Update March 4: Grand prize honors went to Homeward by Daniel Klein and Mirra Fine of The Perennial Plate. Their film features farmers in Hidalgo, Mexico who created a thriving cooperative producing organic oregano that keeps their community together. View it below. A 1st place price went to Green Bronx Machine, which also netted the "People's Choice" award, for its depiction of the positive role school gardens have played in one of the poorest congressional districts in America. Runners up include A Greene Generation and Who Keeps the Beekeepers. Watch all these short films below.

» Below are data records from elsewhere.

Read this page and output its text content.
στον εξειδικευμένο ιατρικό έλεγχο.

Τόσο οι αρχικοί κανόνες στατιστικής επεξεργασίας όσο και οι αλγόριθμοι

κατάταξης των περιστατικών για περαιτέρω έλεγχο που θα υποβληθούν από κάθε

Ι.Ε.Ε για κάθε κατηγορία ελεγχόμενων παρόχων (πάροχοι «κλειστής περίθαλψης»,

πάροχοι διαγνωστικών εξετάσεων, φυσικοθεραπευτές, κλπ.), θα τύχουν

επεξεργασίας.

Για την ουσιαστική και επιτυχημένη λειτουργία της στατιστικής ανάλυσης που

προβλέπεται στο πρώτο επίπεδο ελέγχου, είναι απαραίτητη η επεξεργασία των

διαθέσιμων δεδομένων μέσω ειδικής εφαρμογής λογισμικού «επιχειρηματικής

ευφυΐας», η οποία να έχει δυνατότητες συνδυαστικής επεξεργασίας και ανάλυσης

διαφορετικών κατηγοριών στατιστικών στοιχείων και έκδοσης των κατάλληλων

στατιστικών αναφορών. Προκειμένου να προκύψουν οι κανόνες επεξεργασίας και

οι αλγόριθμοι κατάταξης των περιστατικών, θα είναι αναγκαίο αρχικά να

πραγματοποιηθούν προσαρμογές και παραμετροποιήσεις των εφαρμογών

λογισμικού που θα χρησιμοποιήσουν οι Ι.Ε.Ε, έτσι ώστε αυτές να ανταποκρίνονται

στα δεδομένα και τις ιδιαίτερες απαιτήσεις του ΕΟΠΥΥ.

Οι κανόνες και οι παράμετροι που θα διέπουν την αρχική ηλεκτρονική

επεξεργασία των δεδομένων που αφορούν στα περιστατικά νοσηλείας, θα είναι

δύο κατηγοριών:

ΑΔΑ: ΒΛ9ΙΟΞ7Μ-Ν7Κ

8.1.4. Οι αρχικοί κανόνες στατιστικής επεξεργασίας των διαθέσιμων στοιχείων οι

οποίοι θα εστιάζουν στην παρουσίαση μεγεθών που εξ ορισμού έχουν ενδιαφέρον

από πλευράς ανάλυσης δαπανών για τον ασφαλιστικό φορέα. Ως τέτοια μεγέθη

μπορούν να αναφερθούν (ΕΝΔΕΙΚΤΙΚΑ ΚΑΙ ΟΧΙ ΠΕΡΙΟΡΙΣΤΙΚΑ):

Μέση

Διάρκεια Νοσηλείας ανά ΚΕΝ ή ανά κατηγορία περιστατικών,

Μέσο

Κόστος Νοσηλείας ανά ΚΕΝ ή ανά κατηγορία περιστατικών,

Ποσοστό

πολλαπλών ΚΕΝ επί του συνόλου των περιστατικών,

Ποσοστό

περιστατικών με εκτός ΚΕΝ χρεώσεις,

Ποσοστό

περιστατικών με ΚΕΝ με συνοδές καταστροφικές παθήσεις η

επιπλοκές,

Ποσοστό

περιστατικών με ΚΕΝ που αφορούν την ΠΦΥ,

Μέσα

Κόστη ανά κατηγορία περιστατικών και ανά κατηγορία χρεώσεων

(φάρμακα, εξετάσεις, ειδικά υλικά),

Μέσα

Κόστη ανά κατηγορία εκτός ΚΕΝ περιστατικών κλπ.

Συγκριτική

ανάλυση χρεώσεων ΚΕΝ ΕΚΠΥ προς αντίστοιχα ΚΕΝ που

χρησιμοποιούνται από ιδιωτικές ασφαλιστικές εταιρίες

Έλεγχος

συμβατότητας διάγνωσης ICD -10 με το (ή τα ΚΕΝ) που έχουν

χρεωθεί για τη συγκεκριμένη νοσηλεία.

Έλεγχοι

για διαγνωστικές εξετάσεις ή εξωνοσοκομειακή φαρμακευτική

On my blog Lettuce Eat Kale, my most popular post is a top 10 list of documentary food films. Four years since it went live, readers are still weighing in on the merits of various food flicks and their ability to convey critical messages about the current food system in the United States in an informative, cinematic, and engaging way. In the five years I've covered the food beat, I've reported on numerous food films from Food, Inc. to Food Stamped and not a week goes by without a filmmaker reaching out about their movie covering the food movement. (This week's email comes courtesy of the good folks behind Growing Cities, which documents the urban farming renaissance around the country.) For Bay Area Bites alone I've written about the globe-hopping crew behind The Perennial Plate, a local school food documentary series, and a couple of PBS offerings on the genre.
Some of these films, like The Garden, straight out of South Central L.A., are simply fabulous. Others are a tad too earnest or overly long and tedious for my tastes. That's why I was intrigued by The Real Food Media contest for short films about sustainable food and farming. The first annual competition recently announced its top 10 films from more than 150 entries around the country. A panel of high-profile food movement folk--including Michael Pollan, Eric Schlosser and Alice Waters--have picked three winners, including cash prizes for presumably starving indie filmmakers, which will be announced March 4.
Among these films, the Bay Area represents with an uplifting look at how immigrant cooks add to the area's culinary vibrancy in Kevin Longa's Hands in the Orchestra. There's still time to pick a People's Choice winner before the March 2 voting deadline. Did I mention these videos are SHORT? We're talking meditations on fixing food in four minutes or less. The shorts will also screen at the upcoming Food & Farming Film Fest in San Francisco in April.